EU Commission President Jean-Claude Juncker lost his temper with MEPs due to low attendance at a debate in the EU Parliament in Strasbourg, France, on 4 July. The former prime minister of Luxembourg, who has headed up the EU's civil service since 2014, branded the institution as "ridiculous".

"The fact that about 30 MEPs are seated in this debate is enough to show that the Parliament is not serious," Juncker said. Antonio Tajani, the newly elected Italian president of the EU parliament, accused Juncker of a lack of respect.

"You can criticise the parliament, but it's not the commission's job to control the parliament – it's the parliament that has to control the commission."

Juncker, who vowed to never "attend a meeting of this kind again", claimed that the chamber would be "full" if German Chancellor Angela Merkel or French President Emmanuel Macron addressed the MEPs.

"I wanted to pay tribute to the Maltese government and to the prime minister of Malta [Joseph Muscat] for what [overseeing Malta's six-month-long presidency of the EU]," Juncker added.

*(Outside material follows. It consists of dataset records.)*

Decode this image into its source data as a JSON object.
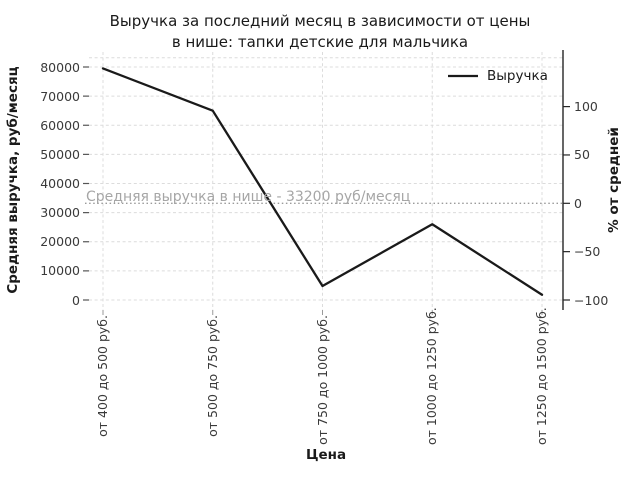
{
  "chart_data": {
    "type": "line",
    "title_lines": [
      "Выручка за последний месяц в зависимости от цены",
      "в нише: тапки детские для мальчика"
    ],
    "xlabel": "Цена",
    "ylabel_left": "Средняя выручка, руб/месяц",
    "ylabel_right": "% от средней",
    "legend": {
      "position": "upper right",
      "entries": [
        "Выручка"
      ]
    },
    "categories": [
      "от 400 до 500 руб.",
      "от 500 до 750 руб.",
      "от 750 до 1000 руб.",
      "от 1000 до 1250 руб.",
      "от 1250 до 1500 руб."
    ],
    "series": [
      {
        "name": "Выручка",
        "values": [
          79500,
          65000,
          4800,
          26000,
          1800
        ],
        "color": "#1a1a1a"
      }
    ],
    "average_line": {
      "value": 33200,
      "label": "Средняя выручка в нише - 33200 руб/месяц",
      "style": "dotted",
      "color": "#9a9a9a"
    },
    "y_left": {
      "min": 0,
      "max": 80000,
      "ticks": [
        0,
        10000,
        20000,
        30000,
        40000,
        50000,
        60000,
        70000,
        80000
      ],
      "tick_labels": [
        "0",
        "10000",
        "20000",
        "30000",
        "40000",
        "50000",
        "60000",
        "70000",
        "80000"
      ]
    },
    "y_right": {
      "unit": "%",
      "relative_to": 33200,
      "ticks": [
        -100,
        -50,
        0,
        50,
        100
      ],
      "tick_labels": [
        "−100",
        "−50",
        "0",
        "50",
        "100"
      ]
    },
    "grid": true,
    "colors": {
      "line": "#1a1a1a",
      "grid": "#dcdcdc",
      "spine": "#262626",
      "tick": "#555555",
      "annotation": "#a6a6a6",
      "average": "#9a9a9a"
    }
  }
}
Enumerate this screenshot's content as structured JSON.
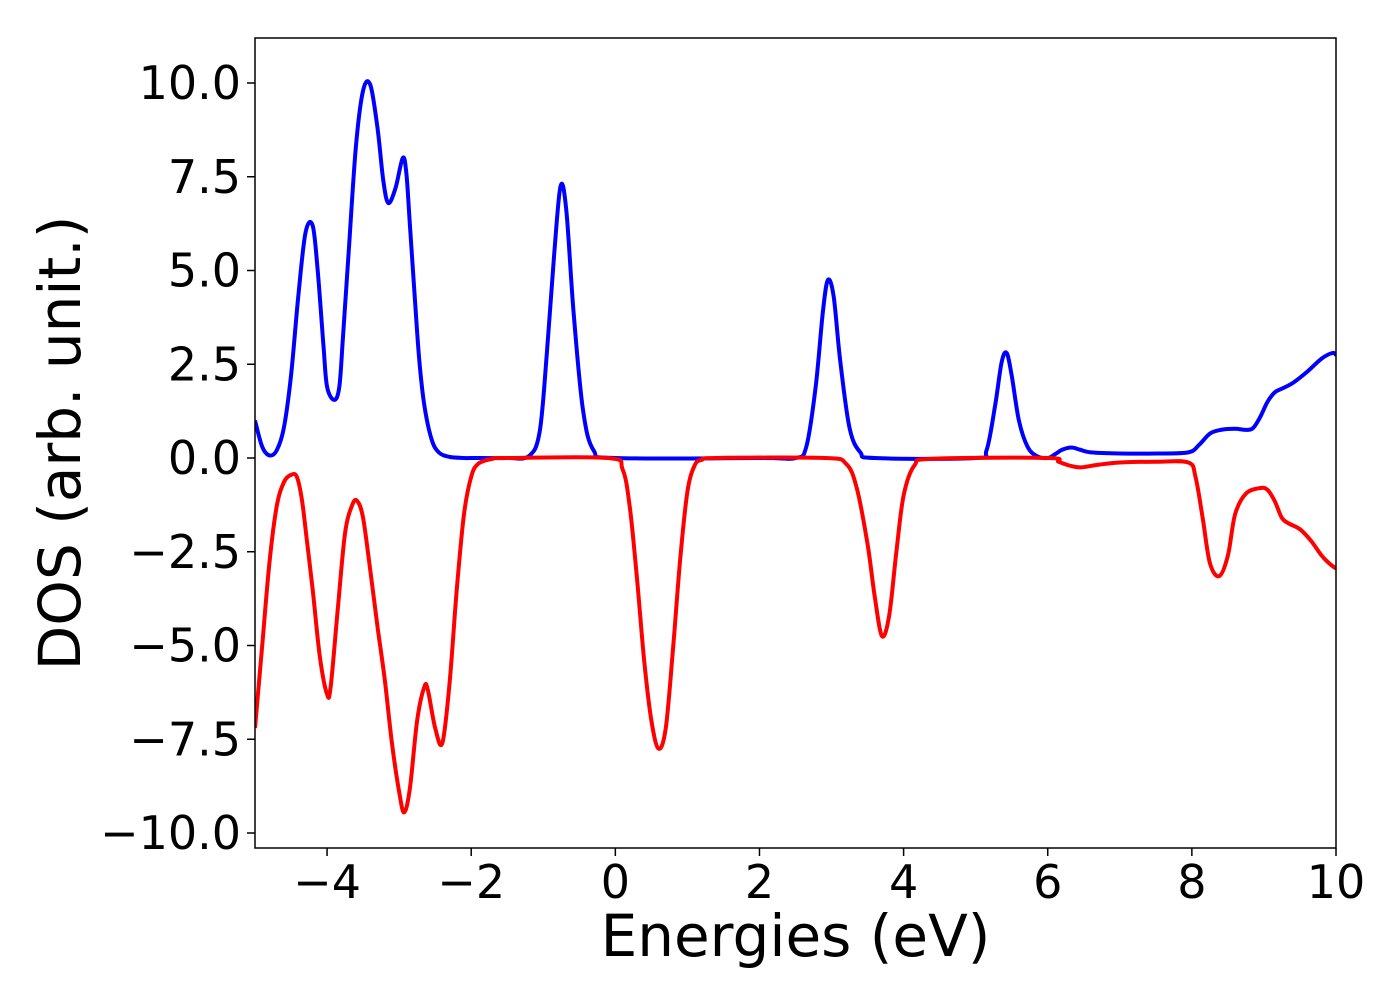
{
  "chart_data": {
    "type": "line",
    "title": "",
    "xlabel": "Energies (eV)",
    "ylabel": "DOS (arb. unit.)",
    "xlim": [
      -5,
      10
    ],
    "ylim": [
      -10.4,
      11.2
    ],
    "grid": false,
    "legend": "none",
    "x_ticks": [
      -4,
      -2,
      0,
      2,
      4,
      6,
      8,
      10
    ],
    "x_tick_labels": [
      "−4",
      "−2",
      "0",
      "2",
      "4",
      "6",
      "8",
      "10"
    ],
    "y_ticks": [
      10.0,
      7.5,
      5.0,
      2.5,
      0.0,
      -2.5,
      -5.0,
      -7.5,
      -10.0
    ],
    "y_tick_labels": [
      "10.0",
      "7.5",
      "5.0",
      "2.5",
      "0.0",
      "−2.5",
      "−5.0",
      "−7.5",
      "−10.0"
    ],
    "series": [
      {
        "color": "#0000ff",
        "x": [
          -5.0,
          -4.9,
          -4.8,
          -4.7,
          -4.6,
          -4.5,
          -4.4,
          -4.3,
          -4.2,
          -4.13,
          -4.05,
          -4.0,
          -3.9,
          -3.83,
          -3.78,
          -3.7,
          -3.6,
          -3.5,
          -3.4,
          -3.3,
          -3.22,
          -3.15,
          -3.05,
          -2.95,
          -2.9,
          -2.85,
          -2.78,
          -2.72,
          -2.65,
          -2.55,
          -2.45,
          -2.3,
          -2.1,
          -2.0,
          -1.5,
          -1.2,
          -1.05,
          -0.95,
          -0.85,
          -0.76,
          -0.68,
          -0.58,
          -0.45,
          -0.3,
          0.0,
          2.0,
          2.5,
          2.65,
          2.78,
          2.88,
          2.95,
          3.03,
          3.12,
          3.25,
          3.4,
          3.6,
          5.0,
          5.15,
          5.27,
          5.36,
          5.43,
          5.5,
          5.6,
          5.72,
          5.85,
          6.0,
          6.1,
          6.2,
          6.33,
          6.45,
          6.6,
          7.0,
          7.5,
          7.95,
          8.1,
          8.25,
          8.4,
          8.6,
          8.75,
          8.85,
          8.95,
          9.05,
          9.15,
          9.25,
          9.4,
          9.6,
          9.8,
          9.95,
          10.0
        ],
        "y": [
          1.0,
          0.3,
          0.07,
          0.2,
          0.8,
          2.2,
          4.3,
          6.0,
          6.2,
          5.0,
          3.0,
          1.9,
          1.55,
          1.9,
          3.2,
          5.5,
          8.3,
          9.8,
          9.95,
          8.8,
          7.4,
          6.8,
          7.2,
          8.0,
          7.6,
          6.2,
          4.2,
          2.6,
          1.4,
          0.5,
          0.15,
          0.03,
          0.0,
          0.0,
          0.0,
          0.05,
          0.7,
          2.8,
          5.4,
          7.25,
          6.6,
          3.9,
          1.3,
          0.2,
          0.0,
          0.0,
          0.0,
          0.3,
          1.9,
          3.9,
          4.75,
          4.3,
          2.6,
          0.8,
          0.15,
          0.0,
          0.0,
          0.2,
          1.4,
          2.55,
          2.8,
          2.2,
          1.0,
          0.3,
          0.05,
          0.0,
          0.1,
          0.22,
          0.28,
          0.22,
          0.15,
          0.12,
          0.12,
          0.15,
          0.35,
          0.65,
          0.75,
          0.78,
          0.75,
          0.8,
          1.1,
          1.5,
          1.75,
          1.85,
          2.0,
          2.3,
          2.65,
          2.8,
          2.75
        ]
      },
      {
        "color": "#ff0000",
        "x": [
          -5.0,
          -4.9,
          -4.8,
          -4.7,
          -4.6,
          -4.5,
          -4.42,
          -4.35,
          -4.28,
          -4.2,
          -4.1,
          -4.0,
          -3.95,
          -3.85,
          -3.75,
          -3.65,
          -3.58,
          -3.5,
          -3.4,
          -3.3,
          -3.2,
          -3.1,
          -3.0,
          -2.93,
          -2.85,
          -2.75,
          -2.65,
          -2.6,
          -2.5,
          -2.4,
          -2.3,
          -2.2,
          -2.1,
          -2.0,
          -1.9,
          -1.7,
          -1.5,
          -0.1,
          0.1,
          0.2,
          0.3,
          0.4,
          0.5,
          0.6,
          0.7,
          0.8,
          0.9,
          1.0,
          1.1,
          1.2,
          1.4,
          2.9,
          3.2,
          3.35,
          3.5,
          3.6,
          3.7,
          3.8,
          3.9,
          4.0,
          4.15,
          4.4,
          6.0,
          6.15,
          6.3,
          6.45,
          6.7,
          7.0,
          7.5,
          7.95,
          8.05,
          8.15,
          8.25,
          8.38,
          8.5,
          8.6,
          8.75,
          8.95,
          9.05,
          9.15,
          9.25,
          9.35,
          9.5,
          9.65,
          9.8,
          9.9,
          10.0
        ],
        "y": [
          -7.2,
          -5.0,
          -2.8,
          -1.3,
          -0.65,
          -0.45,
          -0.5,
          -1.1,
          -2.2,
          -3.5,
          -5.3,
          -6.3,
          -6.1,
          -4.0,
          -2.0,
          -1.25,
          -1.15,
          -1.6,
          -3.0,
          -4.5,
          -5.9,
          -7.6,
          -8.9,
          -9.45,
          -8.8,
          -7.0,
          -6.1,
          -6.2,
          -7.2,
          -7.6,
          -6.0,
          -3.5,
          -1.5,
          -0.5,
          -0.15,
          -0.02,
          0.0,
          0.0,
          -0.3,
          -1.3,
          -3.2,
          -5.4,
          -7.0,
          -7.75,
          -7.2,
          -5.1,
          -2.7,
          -0.9,
          -0.2,
          -0.05,
          0.0,
          0.0,
          -0.15,
          -0.8,
          -2.3,
          -3.7,
          -4.75,
          -4.2,
          -2.5,
          -1.0,
          -0.2,
          -0.02,
          0.0,
          -0.1,
          -0.2,
          -0.25,
          -0.18,
          -0.12,
          -0.1,
          -0.12,
          -0.5,
          -1.6,
          -2.8,
          -3.15,
          -2.6,
          -1.5,
          -0.95,
          -0.8,
          -0.85,
          -1.15,
          -1.6,
          -1.75,
          -1.9,
          -2.2,
          -2.6,
          -2.8,
          -2.95
        ]
      }
    ]
  }
}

The 751 MEPs receive a basic salary of €8,020.53 ($10377.96) per month. The pay is initially taxed by the EU, reducing it to €6250.37, and the MEP's home nation – the UK's HMRC, for instance – also taxes the money.

The representatives from the 28 EU nations also take part in plenary sessions in Brussels, Belgium, and the parliament decamps to Strasbourg once a month. The 248-mile move south costs EU taxpayers at least £150m a year, according to the Single Seat campaign.

Gregory Claeys and Dick Schoenmaker, research fellows at the Bruegel think-tank in Brussels, have called for the Strasbourg seat to be turned into a university.

"The money saved by the centralisation of the European Parliament operations in Brussels would be sufficient to cover almost entirely the annual budget of a university such as Paris Sorbonne, which has more than 20,000 students and 1,300 professors and researchers," the pair wrote in the wake of the Brexit vote in August 2016.